Friday, January 31, 2020

reverse proxy in java

Several proxy server implementations are available in Java, but I found following lib is pretty useful.
https://github.com/mitre/HTTP-Proxy-Servlet

we can put the class in servlet and edit web.xml, no source code need to be changed.
using this, we can delegate pdf generation from servlet to node server.

---

Here's an example excerpt of a web.xml file to communicate to a Solr server:
<servlet>
    <servlet-name>solr</servlet-name>
    <servlet-class>org.mitre.dsmiley.httpproxy.ProxyServlet</servlet-class>
    <init-param>
      <param-name>targetUri</param-name>
      <param-value>http://solrserver:8983/solr</param-value>
    </init-param>
    <init-param>
      <param-name>log</param-name>
      <param-value>true</param-value>
    </init-param>
</servlet>
<servlet-mapping>
  <servlet-name>solr</servlet-name>
  <url-pattern>/solr/*</url-pattern>
</servlet-mapping>
--

we may further combin(or replace) this with rust's proxy based on tokio and headless chrome to generate pdf.

Puppeteer on Rust

Puppeteer  is a powerful tool to control web application at server side using headless chromium.
This is mainly used for automated testing, but one of the useful feature is generating pdf from html.

One of the  main problem of generating PDF from html on client side browser is that the layout may change when the browser is updated(Actually I only considering Chrome/chromium).

So if the PDF generation is done at server side, we can fix the specific version of chromium at server side, but client can update the browser without loosing correct layout of pdf.

This Puppeteer  can be installed by 'npm i puppeteer'
Following is the sample code for support httpserver to convert html into pdf.
This service takes parameters, and generate html string from them and create pdf from the generated html string, so no file system is used for html and pdf.(efficient)


const http = require('http');

http.createServer((request, response) => {
    //console.log('request.url: '+request.url)
    //console.log('request.method: '+request.method)
    if (request.method === 'POST' && request.url === '/nodejs/template-pdf-gen') {
      var ctx = null;
      request.on('data', (chunk) => {
        ctx = JSON.parse(chunk);
      }).on('end', async () => {
        const browser = await puppeteer.launch({ headless: true }) 
        const page = await browser.newPage();  
        var url = 'file://'+ctx.webRootPath.replace(/\\/g, '/');
        var html = generate_html(ctx);

        await page.goto(url);
        await page.setContent(html);

        var pdf = await page.pdf({
          format: 'A4',
          margin: {
                top: "20px",
                left: "20px",
                right: "20px",
                bottom: "20px"
          }   
        });
        await browser.close();        
        response.end(pdf);
      });
    } else {
      response.statusCode = 404;
      response.end();
    }
  }).listen(8989);



There are a few trick in the above code.
1) in order to process link element in the HTML file which refer to the  local file, we need to use page.goto(url), before calling page.setContent(html)

2) the root web location must be provided from client.(we may hard code this, but if it is in a war file, we cannot hard code the folder location statically).

3) in case of Java servlet, there is a method getServletContext().getRealPath("/") which provide this info. webRootPath in the above code has this value.

----

It we are only interested in generating pdf, there is way to use RUST library to do the same job.
 https://github.com/atroche/rust-headless-chrome

there are another similar tool but not restricted to chrome:https://github.com/jonhoo/fantoccini

Saturday, January 18, 2020

reverse proxy server in rust

There are several reverse proxy server.
Following crate seems easy to use.

https://docs.rs/hyper-reverse-proxy/0.4.0/hyper_reverse_proxy/

sozu is difficult to build in windows, and a bit old (2018).

if we use this, existing server app running in Glassfish can be moved to Rust based server without affecting the client side application.

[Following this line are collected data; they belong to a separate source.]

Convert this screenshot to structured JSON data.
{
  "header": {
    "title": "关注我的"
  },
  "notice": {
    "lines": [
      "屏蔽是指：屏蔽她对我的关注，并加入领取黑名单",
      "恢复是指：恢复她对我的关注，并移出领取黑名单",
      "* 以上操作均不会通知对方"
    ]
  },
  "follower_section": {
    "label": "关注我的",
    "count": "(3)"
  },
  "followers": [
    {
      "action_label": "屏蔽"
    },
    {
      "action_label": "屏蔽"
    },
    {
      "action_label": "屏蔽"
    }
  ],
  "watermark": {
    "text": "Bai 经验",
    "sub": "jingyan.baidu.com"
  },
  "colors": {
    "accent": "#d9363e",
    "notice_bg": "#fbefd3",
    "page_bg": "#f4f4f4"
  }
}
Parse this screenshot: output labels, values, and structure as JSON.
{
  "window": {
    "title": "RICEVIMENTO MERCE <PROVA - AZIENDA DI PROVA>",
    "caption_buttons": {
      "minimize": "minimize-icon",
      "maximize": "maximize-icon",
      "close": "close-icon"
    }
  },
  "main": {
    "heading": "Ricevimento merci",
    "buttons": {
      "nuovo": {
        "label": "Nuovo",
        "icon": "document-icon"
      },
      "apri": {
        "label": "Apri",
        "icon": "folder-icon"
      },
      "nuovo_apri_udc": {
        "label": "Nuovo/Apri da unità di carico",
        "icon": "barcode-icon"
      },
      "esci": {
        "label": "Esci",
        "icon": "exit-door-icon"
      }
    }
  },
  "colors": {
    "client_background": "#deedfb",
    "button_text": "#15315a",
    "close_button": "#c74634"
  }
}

For instance, db related server side code can be migrated to Rust base server.

extern crate hyper;
extern crate futures;

use hyper::server::conn::AddrStream;
use hyper::{Body, Request, Server};
use hyper::service::{service_fn, make_service_fn};
use futures::future::{Future};

fn main() {

    // This is our socket address...
    let addr = ([127, 0, 0, 1], 13900).into();

    // A `Service` is needed for every connection.
    let make_svc = make_service_fn(|socket: &amp;AddrStream| {
        let remote_addr = socket.remote_addr();
        service_fn(move |req: Request<body>| { // returns BoxFut
            println!("path: {}, ip: {}", req.uri().path(), remote_addr.ip());
            return hyper_reverse_proxy::call(remote_addr.ip(), "http://127.0.0.1:8080", req)
        })
    });

    let server = Server::bind(&amp;addr)
        .serve(make_svc)
        .map_err(|e| eprintln!("server error: {}", e));

    println!("Running server on {:?}", addr);

    // Run this server for... forever!
    hyper::rt::run(server);
}






Wednesday, January 15, 2020

Parallel matrix computation in Rust

Parallel matrix computation is an interesting topic to test how much the zero cost abstraction is achieved in Rust.
Also if it can increase the performance, it is practically useful.

These should be used for Magnus expansion.

I will write such code later.


Multi threaded HTTP server using crossbeam

The Rust book has a section on multi threaded HTTP server, and I found the corresponding implementation on github.
https://github.com/richardknox/rust-webserver

This was actually published 2 years ago.
While the code is pretty neat, but it is intersting to implement this with crossbeam so that it can directly apply SPMC channel. basically this is typical situation for load balance server.

In fact, the straight forward modification did not work.
it seems better to use hyper.

there is an interesting github, that is quite close to my goal. but it is not using crossbeam.
So it would be better to use this for multi threaded http server imple with crossbeam.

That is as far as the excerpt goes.